Like Stabler, the other retirees claim the NFL did not do enough to shield them from the long-term effects of repeated hits to the head, even when medical evidence established a connection between head trauma in football and health problems later in life.
Stabler, 66, claimed in the lawsuit he has experienced cognitive difficulties, including headaches, dizziness, depression, fatigue, sleep problems, irritability and numbness/tingling in his spine.
Seau's family recently requested that brain tissue of the NFL linebacker be sent to the National Institutes of Health for examination.
The former All-Pro died May 2 of a self-inflicted gunshot wound to the chest. He was 43, just 2 1/2 years retired from a career that saw him picked for 12 Pro Bowls.
His death had similarities to that of former Chicago Bears safety Dave Duerson, who died of a self-inflicted gunshot wound to the chest last year. Duerson left a suicide note, asking that his brain be studied for signs of trauma.
NFL officials said while Seau's death was high profile, the league's suicide numbers across the board are low. They said in the past 25 years there have been 13 documented suicides by those who played in the NFL.
Nonetheless, after Seau died, both the NFL and the players' union acknowledged more could be done to provide mental health services.
While not mentioning the lawsuits or deaths, Goodell's emailed letter noted that members of the NFL family are not immune to challenges all individuals face.
The Plaintiffs Executive Committee for the NFL concussion litigation said in a statement Thursday afternoon that the latest program lends credence to lawsuits against the league.
"The NFL engaged in a decades-long campaign of deceit and deception to actively conceal from its players the risks they faced from repeated head impacts," said the statement emailed to The Associated Press. "This latest initiative is admission of this fact. Ultimately, it will not provide the security and care these former players so desperately need."
Troy Vincent, vice president of NFL Player Engagement, said the NFL already had some programs in place but the confidential lifeline run by an outside agency is a step forward, as are efforts to take away the stigma associated with mental health issues.
The video messages emphasize that.
Irvin, in a poignant message filmed last month, addressed his "brothers" and urged them to be open.
"We are part of an NFL family," Irvin said. "We do have to look out for one another the way we did on the football field. ... We have to share with one another ... but we don't talk. We shut up and ... we implode. We put ourselves in isolation and that's the worst thing you can do."
Thursday's announcement came following a meeting at NFL offices attended by Goodell, Jordan, Dr. David Satcher, a former U.S. Surgeon General, along with Vincent and Robert Gulliver, NFL executive vice president of human resources and chief diversity officer. Vincent and Gulliver will direct the program.
Satcher has conducted 14 mental health forums for NFL retired players over the past two years and will coordinate more events across the country as well as online webinars.
Gulliver and Vincent are charged with establishing an advisory board that will include former players and coaches and medical professionals.
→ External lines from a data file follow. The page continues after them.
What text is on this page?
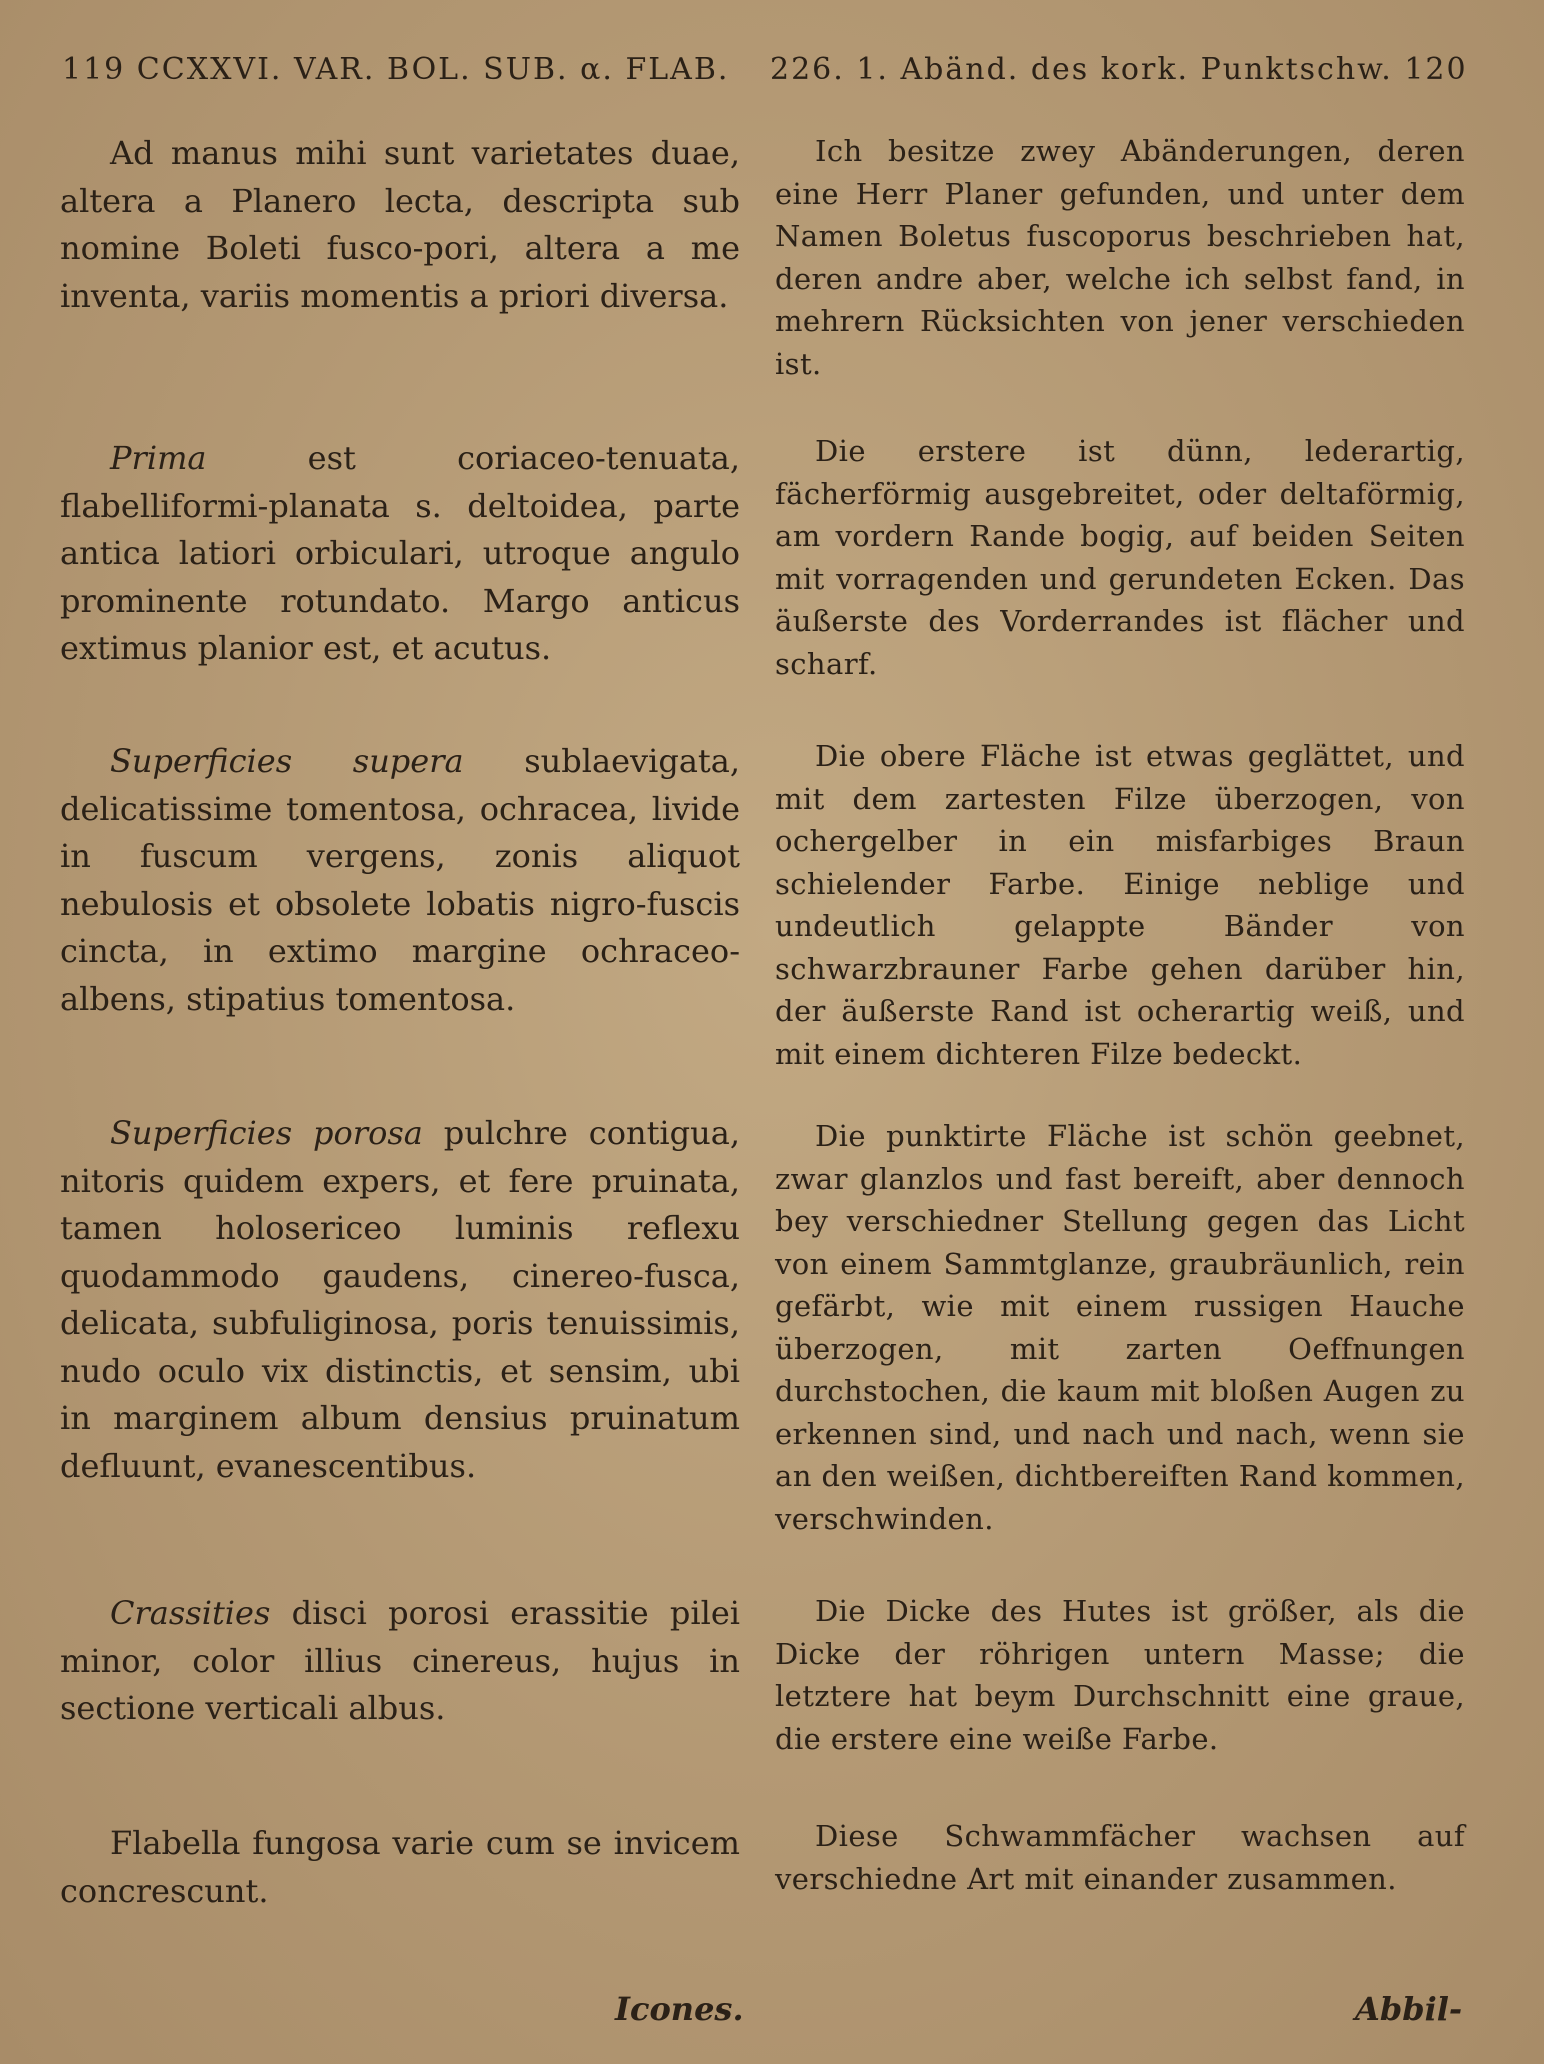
119 CCXXVI. VAR. BOL. SUB. α. FLAB.	226. 1. Abänd. des kork. Punktschw. 120

Ad manus mihi sunt varietates duae, altera a Planero lecta, descripta sub nomine Boleti fusco-pori, altera a me inventa, variis momentis a priori diversa.

Prima est coriaceo-tenuata, flabelliformi-planata s. deltoidea, parte antica latiori orbiculari, utroque angulo prominente rotundato. Margo anticus extimus planior est, et acutus.

Superficies supera sublaevigata, delicatissime tomentosa, ochracea, livide in fuscum vergens, zonis aliquot nebulosis et obsolete lobatis nigro-fuscis cincta, in extimo margine ochraceo-albens, stipatius tomentosa.

Superficies porosa pulchre contigua, nitoris quidem expers, et fere pruinata, tamen holosericeo luminis reflexu quodammodo gaudens, cinereo-fusca, delicata, subfuliginosa, poris tenuissimis, nudo oculo vix distinctis, et sensim, ubi in marginem album densius pruinatum defluunt, evanescentibus.

Crassities disci porosi erassitie pilei minor, color illius cinereus, hujus in sectione verticali albus.

Flabella fungosa varie cum se invicem concrescunt.

Ich besitze zwey Abänderungen, deren eine Herr Planer gefunden, und unter dem Namen Boletus fuscoporus beschrieben hat, deren andre aber, welche ich selbst fand, in mehrern Rücksichten von jener verschieden ist.

Die erstere ist dünn, lederartig, fächerförmig ausgebreitet, oder deltaförmig, am vordern Rande bogig, auf beiden Seiten mit vorragenden und gerundeten Ecken. Das äußerste des Vorderrandes ist flächer und scharf.

Die obere Fläche ist etwas geglättet, und mit dem zartesten Filze überzogen, von ochergelber in ein misfarbiges Braun schielender Farbe. Einige neblige und undeutlich gelappte Bänder von schwarzbrauner Farbe gehen darüber hin, der äußerste Rand ist ocherartig weiß, und mit einem dichteren Filze bedeckt.

Die punktirte Fläche ist schön geebnet, zwar glanzlos und fast bereift, aber dennoch bey verschiedner Stellung gegen das Licht von einem Sammtglanze, graubräunlich, rein gefärbt, wie mit einem russigen Hauche überzogen, mit zarten Oeffnungen durchstochen, die kaum mit bloßen Augen zu erkennen sind, und nach und nach, wenn sie an den weißen, dichtbereiften Rand kommen, verschwinden.

Die Dicke des Hutes ist größer, als die Dicke der röhrigen untern Masse; die letztere hat beym Durchschnitt eine graue, die erstere eine weiße Farbe.

Diese Schwammfächer wachsen auf verschiedne Art mit einander zusammen.

Icones.	Abbil-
The board in part will help develop a training program for peer counselors and transition coaches.
"We want to make sure we're providing the right services, that they're accessible and easy to use," Gulliver said.
The NFL Player Care Foundation also will build upon its national health screening program for former players, with Hall of Famers Dick Butkus and Mike Haynes serving as ambassadors.
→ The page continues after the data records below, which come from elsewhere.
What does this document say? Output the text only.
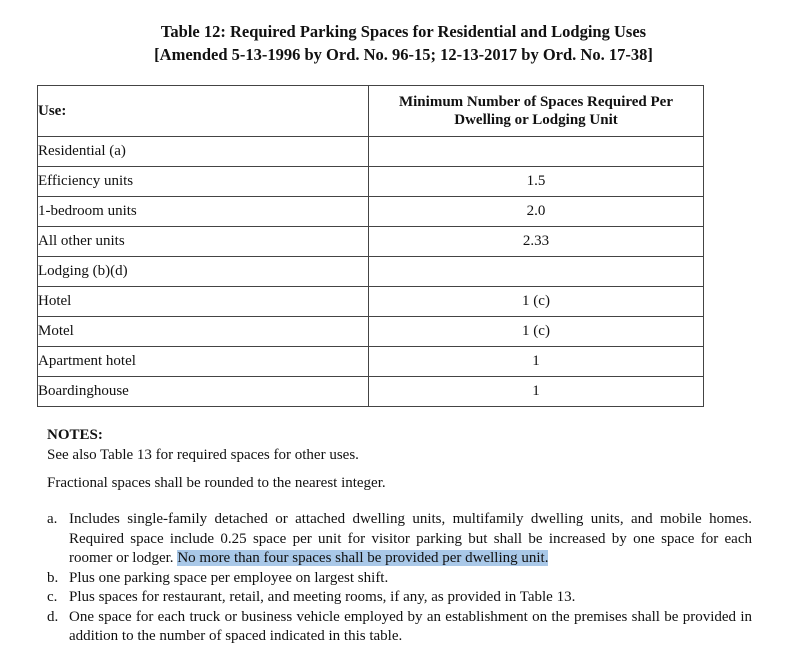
Table 12: Required Parking Spaces for Residential and Lodging Uses
[Amended 5-13-1996 by Ord. No. 96-15; 12-13-2017 by Ord. No. 17-38]
Use:	Minimum Number of Spaces Required Per Dwelling or Lodging Unit
Residential (a)	
Efficiency units	1.5
1-bedroom units	2.0
All other units	2.33
Lodging (b)(d)	
Hotel	1 (c)
Motel	1 (c)
Apartment hotel	1
Boardinghouse	1
NOTES:
See also Table 13 for required spaces for other uses.
Fractional spaces shall be rounded to the nearest integer.
a. Includes single-family detached or attached dwelling units, multifamily dwelling units, and mobile homes. Required space include 0.25 space per unit for visitor parking but shall be increased by one space for each roomer or lodger. No more than four spaces shall be provided per dwelling unit.
b. Plus one parking space per employee on largest shift.
c. Plus spaces for restaurant, retail, and meeting rooms, if any, as provided in Table 13.
d. One space for each truck or business vehicle employed by an establishment on the premises shall be provided in addition to the number of spaced indicated in this table.
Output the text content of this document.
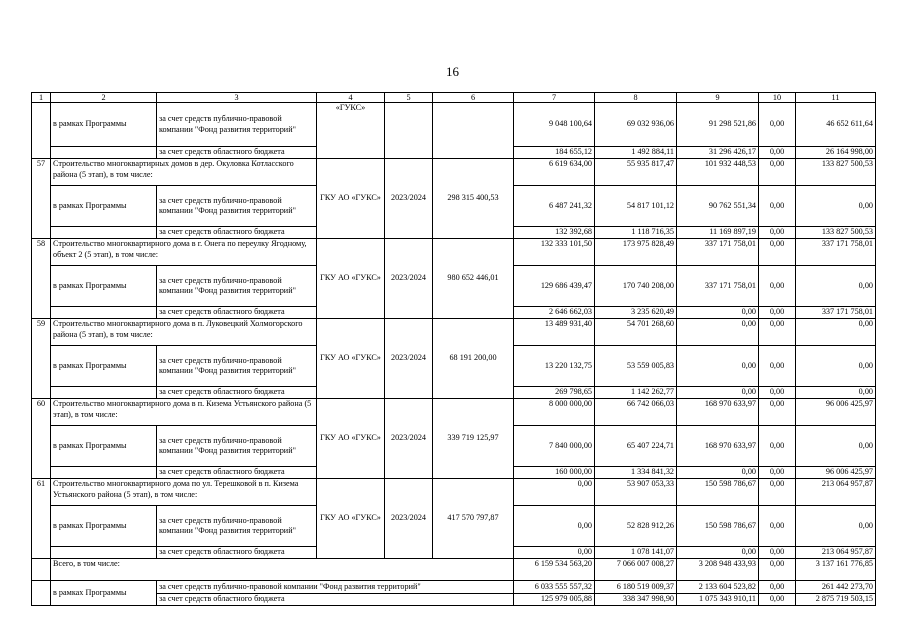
16
1	2	3	4	5	6	7	8	9	10	11
	в рамках Программы	за счет средств публично-правовой компании "Фонд развития территорий"	«ГУКС»			9 048 100,64	69 032 936,06	91 298 521,86	0,00	46 652 611,64
		за счет средств областного бюджета				184 655,12	1 492 884,11	31 296 426,17	0,00	26 164 998,00
57	Строительство многоквартирных домов в дер. Окуловка Котласского района (5 этап), в том числе:		ГКУ АО «ГУКС»	2023/2024	298 315 400,53	6 619 634,00	55 935 817,47	101 932 448,53	0,00	133 827 500,53
	в рамках Программы	за счет средств публично-правовой компании "Фонд развития территорий"				6 487 241,32	54 817 101,12	90 762 551,34	0,00	0,00
		за счет средств областного бюджета				132 392,68	1 118 716,35	11 169 897,19	0,00	133 827 500,53
58	Строительство многоквартирного дома в г. Онега по переулку Ягодному, объект 2 (5 этап), в том числе:		ГКУ АО «ГУКС»	2023/2024	980 652 446,01	132 333 101,50	173 975 828,49	337 171 758,01	0,00	337 171 758,01
	в рамках Программы	за счет средств публично-правовой компании "Фонд развития территорий"				129 686 439,47	170 740 208,00	337 171 758,01	0,00	0,00
		за счет средств областного бюджета				2 646 662,03	3 235 620,49	0,00	0,00	337 171 758,01
59	Строительство многоквартирного дома в п. Луковецкий Холмогорского района (5 этап), в том числе:		ГКУ АО «ГУКС»	2023/2024	68 191 200,00	13 489 931,40	54 701 268,60	0,00	0,00	0,00
	в рамках Программы	за счет средств публично-правовой компании "Фонд развития территорий"				13 220 132,75	53 559 005,83	0,00	0,00	0,00
		за счет средств областного бюджета				269 798,65	1 142 262,77	0,00	0,00	0,00
60	Строительство многоквартирного дома в п. Кизема Устьянского района (5 этап), в том числе:		ГКУ АО «ГУКС»	2023/2024	339 719 125,97	8 000 000,00	66 742 066,03	168 970 633,97	0,00	96 006 425,97
	в рамках Программы	за счет средств публично-правовой компании "Фонд развития территорий"				7 840 000,00	65 407 224,71	168 970 633,97	0,00	0,00
		за счет средств областного бюджета				160 000,00	1 334 841,32	0,00	0,00	96 006 425,97
61	Строительство многоквартирного дома по ул. Терешковой в п. Кизема Устьянского района (5 этап), в том числе:		ГКУ АО «ГУКС»	2023/2024	417 570 797,87	0,00	53 907 053,33	150 598 786,67	0,00	213 064 957,87
	в рамках Программы	за счет средств публично-правовой компании "Фонд развития территорий"				0,00	52 828 912,26	150 598 786,67	0,00	0,00
		за счет средств областного бюджета				0,00	1 078 141,07	0,00	0,00	213 064 957,87
	Всего, в том числе:					6 159 534 563,20	7 066 007 008,27	3 208 948 433,93	0,00	3 137 161 776,85
	в рамках Программы	за счет средств публично-правовой компании "Фонд развития территорий"				6 033 555 557,32	6 180 519 009,37	2 133 604 523,82	0,00	261 442 273,70
		за счет средств областного бюджета				125 979 005,88	338 347 998,90	1 075 343 910,11	0,00	2 875 719 503,15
"The thing that's very important, and groundbreaking really, is also its inclusion of family members, having family members be able to call the line as well," said Timothy Lineberry, a Mayo Clinic psychiatrist and suicide expert in Rochester, Minn. "It's a confidential line, and we know that people are willing to call a confidential line to get help and get resources and be able to get somewhere where they can get help."